Астапова, как посмотрела на его пустой стул, и говорит:
— А ведь это, знаете, кто был?..
— Кто?.. Кто?..
— Да сам Давыд Иванович, что шапку потерял, что в чека сидел, что вас брошь красть научил.
— Давыд Иванович…
И опять:
— Ха-ха-ха! хи-хи-хи! хо-хо-хо!..
Посмеялись мы вдоволь, а потом и спрашиваем Астапова, уже серьезно, по-настоящему спрашиваем:
— Вы это про девочку-то и про шапку, как?.. а?.. Правда?
А он даже ужасно как обиделся:
— Что вы, господа… Вы же сами знаете: я Крымской эвакуации… Какая там Финляндия!..
— Ах вот оно как?.. Так зачем же вы это рассказывали?
— А, знаете, чтобы посмеяться.
— Да что же тут смешного… Подлость такая!
— А вы, Гришунов, на брата доносили?
— Да что вы, господа… У меня и брата никакого не было… Да я еще до Корнилова ушел на Дон и большевиков-то видал только на поле брани или пленных.
— Зачем же вы это рассказывали?
— А чтобы еще смешнее вышло.
— Ну, знаете… Такая-то подлость! Это же не до смеха.
— Да ведь вы же смеялись!
— Черт попутал — вот и смеялись! И тут все ко мне:
— А уже брошка? Это, наверно, правда.
Я чуть не в драку:
— За кого меня принимаете!
Насилу открестился. Только тем и оправдался, что свидетели были, что я никогда в Константинополе не был и попал за границу через Польшу.
Ну, а все-таки — Давыд Иванович? Кто же его позвал? Откуда он взялся?
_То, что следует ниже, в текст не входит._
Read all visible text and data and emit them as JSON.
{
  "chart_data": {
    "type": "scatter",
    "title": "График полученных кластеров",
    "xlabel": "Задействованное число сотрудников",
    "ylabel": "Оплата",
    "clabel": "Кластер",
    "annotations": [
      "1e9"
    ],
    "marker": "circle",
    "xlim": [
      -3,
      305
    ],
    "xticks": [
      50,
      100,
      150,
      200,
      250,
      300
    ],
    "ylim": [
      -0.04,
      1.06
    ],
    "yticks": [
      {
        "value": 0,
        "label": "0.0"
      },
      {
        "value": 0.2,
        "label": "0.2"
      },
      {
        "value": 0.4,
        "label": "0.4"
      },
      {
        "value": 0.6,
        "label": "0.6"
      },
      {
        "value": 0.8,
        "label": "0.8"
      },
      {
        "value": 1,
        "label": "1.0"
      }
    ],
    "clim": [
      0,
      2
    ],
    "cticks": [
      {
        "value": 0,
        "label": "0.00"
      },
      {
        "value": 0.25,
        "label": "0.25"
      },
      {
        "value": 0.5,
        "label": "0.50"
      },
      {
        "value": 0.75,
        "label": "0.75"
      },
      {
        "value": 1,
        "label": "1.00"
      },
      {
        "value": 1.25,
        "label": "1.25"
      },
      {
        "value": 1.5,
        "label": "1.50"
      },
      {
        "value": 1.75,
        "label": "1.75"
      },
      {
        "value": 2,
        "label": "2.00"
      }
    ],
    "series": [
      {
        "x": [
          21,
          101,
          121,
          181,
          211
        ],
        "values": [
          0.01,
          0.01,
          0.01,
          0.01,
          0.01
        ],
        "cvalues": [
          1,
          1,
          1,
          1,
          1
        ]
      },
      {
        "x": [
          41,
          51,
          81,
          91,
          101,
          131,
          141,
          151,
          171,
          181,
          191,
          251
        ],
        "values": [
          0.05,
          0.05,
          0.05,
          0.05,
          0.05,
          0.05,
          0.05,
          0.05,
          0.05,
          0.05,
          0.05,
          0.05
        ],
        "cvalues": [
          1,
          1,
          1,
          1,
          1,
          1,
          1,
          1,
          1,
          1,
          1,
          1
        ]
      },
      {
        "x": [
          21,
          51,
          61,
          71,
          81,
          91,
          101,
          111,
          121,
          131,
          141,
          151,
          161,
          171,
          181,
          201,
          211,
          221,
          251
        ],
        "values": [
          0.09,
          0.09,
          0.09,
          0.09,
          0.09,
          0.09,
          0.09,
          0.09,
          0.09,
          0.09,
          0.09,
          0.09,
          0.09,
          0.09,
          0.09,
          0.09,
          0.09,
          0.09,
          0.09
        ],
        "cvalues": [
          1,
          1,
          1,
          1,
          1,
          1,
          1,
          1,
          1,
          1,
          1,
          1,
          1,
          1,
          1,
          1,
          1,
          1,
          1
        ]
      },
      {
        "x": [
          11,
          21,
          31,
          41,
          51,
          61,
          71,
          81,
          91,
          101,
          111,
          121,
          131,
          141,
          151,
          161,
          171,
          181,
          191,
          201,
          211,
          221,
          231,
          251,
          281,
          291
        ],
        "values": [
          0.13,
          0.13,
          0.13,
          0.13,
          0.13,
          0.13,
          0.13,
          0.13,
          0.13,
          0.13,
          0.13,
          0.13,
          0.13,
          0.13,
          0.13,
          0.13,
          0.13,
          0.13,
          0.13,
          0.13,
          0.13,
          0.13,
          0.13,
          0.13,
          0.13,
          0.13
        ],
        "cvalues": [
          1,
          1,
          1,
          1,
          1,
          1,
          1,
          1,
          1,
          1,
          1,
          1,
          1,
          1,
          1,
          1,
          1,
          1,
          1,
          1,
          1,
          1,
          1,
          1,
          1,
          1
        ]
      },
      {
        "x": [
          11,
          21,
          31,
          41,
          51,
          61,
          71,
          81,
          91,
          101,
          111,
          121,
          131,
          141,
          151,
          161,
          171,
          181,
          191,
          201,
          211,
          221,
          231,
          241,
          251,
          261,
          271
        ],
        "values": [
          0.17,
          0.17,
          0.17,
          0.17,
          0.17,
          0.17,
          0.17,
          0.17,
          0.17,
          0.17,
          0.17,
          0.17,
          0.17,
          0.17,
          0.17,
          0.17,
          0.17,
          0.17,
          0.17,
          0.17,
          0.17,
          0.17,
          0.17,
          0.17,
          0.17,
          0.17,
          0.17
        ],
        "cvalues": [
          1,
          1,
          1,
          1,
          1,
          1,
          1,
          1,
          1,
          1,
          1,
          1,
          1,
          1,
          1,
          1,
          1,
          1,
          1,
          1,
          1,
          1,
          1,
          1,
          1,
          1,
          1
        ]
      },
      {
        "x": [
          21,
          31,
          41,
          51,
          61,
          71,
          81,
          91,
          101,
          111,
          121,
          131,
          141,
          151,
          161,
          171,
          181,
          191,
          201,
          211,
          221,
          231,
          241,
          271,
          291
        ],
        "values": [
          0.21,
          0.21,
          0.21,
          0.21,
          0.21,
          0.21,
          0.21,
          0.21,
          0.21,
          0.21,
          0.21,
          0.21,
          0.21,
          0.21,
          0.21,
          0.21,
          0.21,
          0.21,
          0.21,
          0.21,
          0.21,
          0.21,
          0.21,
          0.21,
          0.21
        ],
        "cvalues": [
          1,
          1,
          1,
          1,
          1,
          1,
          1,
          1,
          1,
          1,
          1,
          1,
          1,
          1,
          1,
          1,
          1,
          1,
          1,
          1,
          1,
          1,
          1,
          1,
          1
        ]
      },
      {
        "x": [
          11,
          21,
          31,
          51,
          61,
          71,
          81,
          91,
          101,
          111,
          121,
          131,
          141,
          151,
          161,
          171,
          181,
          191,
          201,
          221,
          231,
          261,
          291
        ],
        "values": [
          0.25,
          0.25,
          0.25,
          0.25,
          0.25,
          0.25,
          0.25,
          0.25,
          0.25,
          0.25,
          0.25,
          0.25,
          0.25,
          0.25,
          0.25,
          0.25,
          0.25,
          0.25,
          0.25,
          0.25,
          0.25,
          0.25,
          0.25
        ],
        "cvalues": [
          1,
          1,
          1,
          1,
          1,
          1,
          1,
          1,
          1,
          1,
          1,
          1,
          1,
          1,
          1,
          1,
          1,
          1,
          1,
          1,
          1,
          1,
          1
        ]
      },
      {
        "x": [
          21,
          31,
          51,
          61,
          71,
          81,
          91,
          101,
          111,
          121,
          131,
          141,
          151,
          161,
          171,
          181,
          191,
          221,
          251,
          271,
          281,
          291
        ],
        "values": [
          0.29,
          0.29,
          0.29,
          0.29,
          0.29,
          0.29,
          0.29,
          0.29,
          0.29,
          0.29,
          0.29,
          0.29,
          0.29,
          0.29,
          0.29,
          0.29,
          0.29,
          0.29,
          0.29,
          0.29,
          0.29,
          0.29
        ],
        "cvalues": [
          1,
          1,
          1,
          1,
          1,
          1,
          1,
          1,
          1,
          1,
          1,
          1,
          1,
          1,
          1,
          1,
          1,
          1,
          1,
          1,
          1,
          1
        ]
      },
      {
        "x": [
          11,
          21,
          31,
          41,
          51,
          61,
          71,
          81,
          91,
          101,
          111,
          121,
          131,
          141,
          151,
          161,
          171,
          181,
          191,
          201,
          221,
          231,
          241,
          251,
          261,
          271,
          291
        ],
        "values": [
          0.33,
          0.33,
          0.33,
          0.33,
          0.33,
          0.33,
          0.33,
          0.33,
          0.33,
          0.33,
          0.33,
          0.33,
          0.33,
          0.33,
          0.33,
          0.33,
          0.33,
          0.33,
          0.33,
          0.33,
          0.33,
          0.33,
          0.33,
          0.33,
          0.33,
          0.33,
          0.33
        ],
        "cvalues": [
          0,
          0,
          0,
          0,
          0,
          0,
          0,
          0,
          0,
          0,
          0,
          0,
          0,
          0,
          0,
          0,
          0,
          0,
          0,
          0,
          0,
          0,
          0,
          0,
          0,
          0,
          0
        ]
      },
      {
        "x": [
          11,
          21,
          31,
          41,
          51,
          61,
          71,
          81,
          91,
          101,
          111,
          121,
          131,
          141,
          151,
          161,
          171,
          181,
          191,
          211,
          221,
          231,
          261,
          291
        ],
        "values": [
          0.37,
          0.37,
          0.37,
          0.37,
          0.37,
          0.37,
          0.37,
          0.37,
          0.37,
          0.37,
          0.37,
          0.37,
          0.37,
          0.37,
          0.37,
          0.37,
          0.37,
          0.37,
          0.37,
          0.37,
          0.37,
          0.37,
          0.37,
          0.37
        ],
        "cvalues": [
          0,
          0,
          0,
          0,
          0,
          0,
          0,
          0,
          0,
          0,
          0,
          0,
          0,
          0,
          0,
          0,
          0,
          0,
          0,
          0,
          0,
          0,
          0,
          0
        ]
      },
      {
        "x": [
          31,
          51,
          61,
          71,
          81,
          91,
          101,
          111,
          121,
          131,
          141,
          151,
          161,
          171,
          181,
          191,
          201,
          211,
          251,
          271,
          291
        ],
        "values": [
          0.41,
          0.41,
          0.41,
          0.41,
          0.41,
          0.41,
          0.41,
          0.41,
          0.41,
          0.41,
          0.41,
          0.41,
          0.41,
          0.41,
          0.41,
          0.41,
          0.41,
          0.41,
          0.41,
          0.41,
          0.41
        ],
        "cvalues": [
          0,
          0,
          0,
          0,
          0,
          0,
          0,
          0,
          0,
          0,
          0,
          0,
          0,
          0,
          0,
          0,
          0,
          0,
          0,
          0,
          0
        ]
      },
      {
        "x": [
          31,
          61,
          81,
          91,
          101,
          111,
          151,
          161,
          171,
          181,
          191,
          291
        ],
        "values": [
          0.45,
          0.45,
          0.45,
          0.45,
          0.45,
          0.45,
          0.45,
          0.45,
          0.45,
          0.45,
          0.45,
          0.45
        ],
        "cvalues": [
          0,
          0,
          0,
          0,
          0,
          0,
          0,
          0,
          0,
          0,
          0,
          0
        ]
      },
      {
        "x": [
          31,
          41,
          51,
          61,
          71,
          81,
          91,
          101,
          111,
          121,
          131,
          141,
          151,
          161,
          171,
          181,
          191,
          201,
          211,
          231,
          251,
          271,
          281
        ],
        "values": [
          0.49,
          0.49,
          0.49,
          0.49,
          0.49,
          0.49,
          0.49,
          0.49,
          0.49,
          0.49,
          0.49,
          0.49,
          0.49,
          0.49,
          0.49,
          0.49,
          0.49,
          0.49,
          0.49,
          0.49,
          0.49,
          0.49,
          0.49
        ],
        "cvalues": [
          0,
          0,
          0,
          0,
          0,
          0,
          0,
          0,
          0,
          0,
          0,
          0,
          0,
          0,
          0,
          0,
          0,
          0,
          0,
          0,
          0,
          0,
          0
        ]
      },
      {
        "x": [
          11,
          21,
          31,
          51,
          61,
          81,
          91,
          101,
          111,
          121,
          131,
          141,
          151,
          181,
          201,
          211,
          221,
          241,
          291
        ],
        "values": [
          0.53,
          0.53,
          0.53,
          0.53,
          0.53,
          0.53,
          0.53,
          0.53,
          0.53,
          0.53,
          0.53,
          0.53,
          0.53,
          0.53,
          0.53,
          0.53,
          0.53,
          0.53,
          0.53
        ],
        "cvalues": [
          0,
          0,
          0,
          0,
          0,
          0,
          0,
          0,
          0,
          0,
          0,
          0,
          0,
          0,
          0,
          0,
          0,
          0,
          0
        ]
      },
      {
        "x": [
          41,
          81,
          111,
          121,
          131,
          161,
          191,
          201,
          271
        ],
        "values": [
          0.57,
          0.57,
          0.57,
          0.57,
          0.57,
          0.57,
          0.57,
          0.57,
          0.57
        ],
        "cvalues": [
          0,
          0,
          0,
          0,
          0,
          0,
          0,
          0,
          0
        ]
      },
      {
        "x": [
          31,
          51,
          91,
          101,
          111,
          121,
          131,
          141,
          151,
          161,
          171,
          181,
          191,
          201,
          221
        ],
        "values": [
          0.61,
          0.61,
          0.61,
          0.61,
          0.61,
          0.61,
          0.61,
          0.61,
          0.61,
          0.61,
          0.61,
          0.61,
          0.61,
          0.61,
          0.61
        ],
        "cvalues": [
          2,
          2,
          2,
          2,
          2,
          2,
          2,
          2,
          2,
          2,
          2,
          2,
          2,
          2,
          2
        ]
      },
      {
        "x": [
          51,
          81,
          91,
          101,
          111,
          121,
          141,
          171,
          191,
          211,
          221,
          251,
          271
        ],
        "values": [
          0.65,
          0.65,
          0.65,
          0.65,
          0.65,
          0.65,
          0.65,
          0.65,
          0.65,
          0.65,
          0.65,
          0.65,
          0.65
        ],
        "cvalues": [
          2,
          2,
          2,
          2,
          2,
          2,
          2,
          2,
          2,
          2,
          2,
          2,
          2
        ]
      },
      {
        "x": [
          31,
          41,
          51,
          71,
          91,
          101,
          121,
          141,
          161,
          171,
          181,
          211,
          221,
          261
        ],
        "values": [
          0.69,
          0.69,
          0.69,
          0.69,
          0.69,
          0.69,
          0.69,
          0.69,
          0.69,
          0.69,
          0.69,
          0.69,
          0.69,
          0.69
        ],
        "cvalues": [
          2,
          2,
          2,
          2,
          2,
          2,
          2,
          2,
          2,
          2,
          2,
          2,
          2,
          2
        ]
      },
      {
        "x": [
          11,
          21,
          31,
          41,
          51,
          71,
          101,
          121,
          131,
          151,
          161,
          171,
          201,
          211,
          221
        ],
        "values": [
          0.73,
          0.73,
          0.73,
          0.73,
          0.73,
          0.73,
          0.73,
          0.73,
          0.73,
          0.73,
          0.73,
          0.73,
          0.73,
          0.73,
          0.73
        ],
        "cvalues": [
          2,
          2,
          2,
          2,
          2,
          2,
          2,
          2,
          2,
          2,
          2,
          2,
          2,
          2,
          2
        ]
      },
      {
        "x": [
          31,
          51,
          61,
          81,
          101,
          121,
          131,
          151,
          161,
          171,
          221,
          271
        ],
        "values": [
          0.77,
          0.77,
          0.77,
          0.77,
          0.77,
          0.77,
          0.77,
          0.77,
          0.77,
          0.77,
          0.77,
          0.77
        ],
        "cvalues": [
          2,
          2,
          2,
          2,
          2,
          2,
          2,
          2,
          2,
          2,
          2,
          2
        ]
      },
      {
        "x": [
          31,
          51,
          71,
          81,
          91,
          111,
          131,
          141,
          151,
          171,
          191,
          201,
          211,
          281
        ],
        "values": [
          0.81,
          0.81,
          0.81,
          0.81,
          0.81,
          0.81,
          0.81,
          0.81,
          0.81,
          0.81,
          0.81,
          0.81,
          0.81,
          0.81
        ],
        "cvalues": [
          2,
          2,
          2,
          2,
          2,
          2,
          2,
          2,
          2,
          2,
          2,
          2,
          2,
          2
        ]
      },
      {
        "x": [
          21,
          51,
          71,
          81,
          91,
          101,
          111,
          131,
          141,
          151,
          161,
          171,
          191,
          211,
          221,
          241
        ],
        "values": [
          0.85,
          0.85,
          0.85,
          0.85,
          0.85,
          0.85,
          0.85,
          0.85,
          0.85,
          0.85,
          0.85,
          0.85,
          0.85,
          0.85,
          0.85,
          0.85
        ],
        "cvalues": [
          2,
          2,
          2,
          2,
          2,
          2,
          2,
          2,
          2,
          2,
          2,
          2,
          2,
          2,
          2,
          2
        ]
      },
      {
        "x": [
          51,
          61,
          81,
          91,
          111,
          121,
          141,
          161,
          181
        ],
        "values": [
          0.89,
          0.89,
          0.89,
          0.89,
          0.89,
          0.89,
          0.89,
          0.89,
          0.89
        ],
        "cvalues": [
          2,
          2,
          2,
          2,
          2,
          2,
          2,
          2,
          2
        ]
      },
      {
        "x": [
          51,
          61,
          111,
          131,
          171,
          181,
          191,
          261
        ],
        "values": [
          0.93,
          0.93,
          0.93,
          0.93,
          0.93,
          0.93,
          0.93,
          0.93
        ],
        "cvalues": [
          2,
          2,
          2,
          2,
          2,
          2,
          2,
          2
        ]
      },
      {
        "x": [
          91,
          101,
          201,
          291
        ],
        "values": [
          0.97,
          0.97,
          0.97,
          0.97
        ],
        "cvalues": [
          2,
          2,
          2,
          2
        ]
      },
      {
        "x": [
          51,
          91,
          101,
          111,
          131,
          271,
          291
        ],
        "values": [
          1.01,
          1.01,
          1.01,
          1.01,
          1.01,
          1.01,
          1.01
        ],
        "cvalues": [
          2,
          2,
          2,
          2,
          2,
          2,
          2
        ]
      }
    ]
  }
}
Лицо такое обыкновенное, подлое, ласковое, общеупотребительное лицо!..
Стали допрос делать… Кто звал? Никто. Никто его и не знает. Никто его и не видел никогда. Да и в лице, несмотря на всю ласковость взгляда, было что-то уж очень большевицкое…
Да не провокатор ли он, господа?.. Не большевик ли к нам как-то затесался? Заметили: морда-то какая упитанная и кустики под носом.
И сказала Олимпиада Константиновна, истинную правду сказала:
— А уже, знаете, господа, не черт ли он был? Не зря нас было тринадцать. Не зря — чем бы лоб перекрестить — черта помянули.
— Ну… черт… — пробурчал ее муж… — Скажешь тоже, матушка!.. Черт!.. Семь рюмок водки дербалызнул, а на селедку так приналег, что с хвостом слопал.
— А что, господа, — спросил я, — может, к примеру, натурализованный черт с карт д'идантитэ проголодался?..
Но никто ничего не сказал. Никто не рассмеялся. Никто даже не улыбнулся… Было нам жутко и не по себе. Стали все расходиться по своим Парижским Мурьям — в Пассях, да в Клишах.
Не хорошо… Ах, не хорошо встретили мы Рождество! Не пославили мы Христа!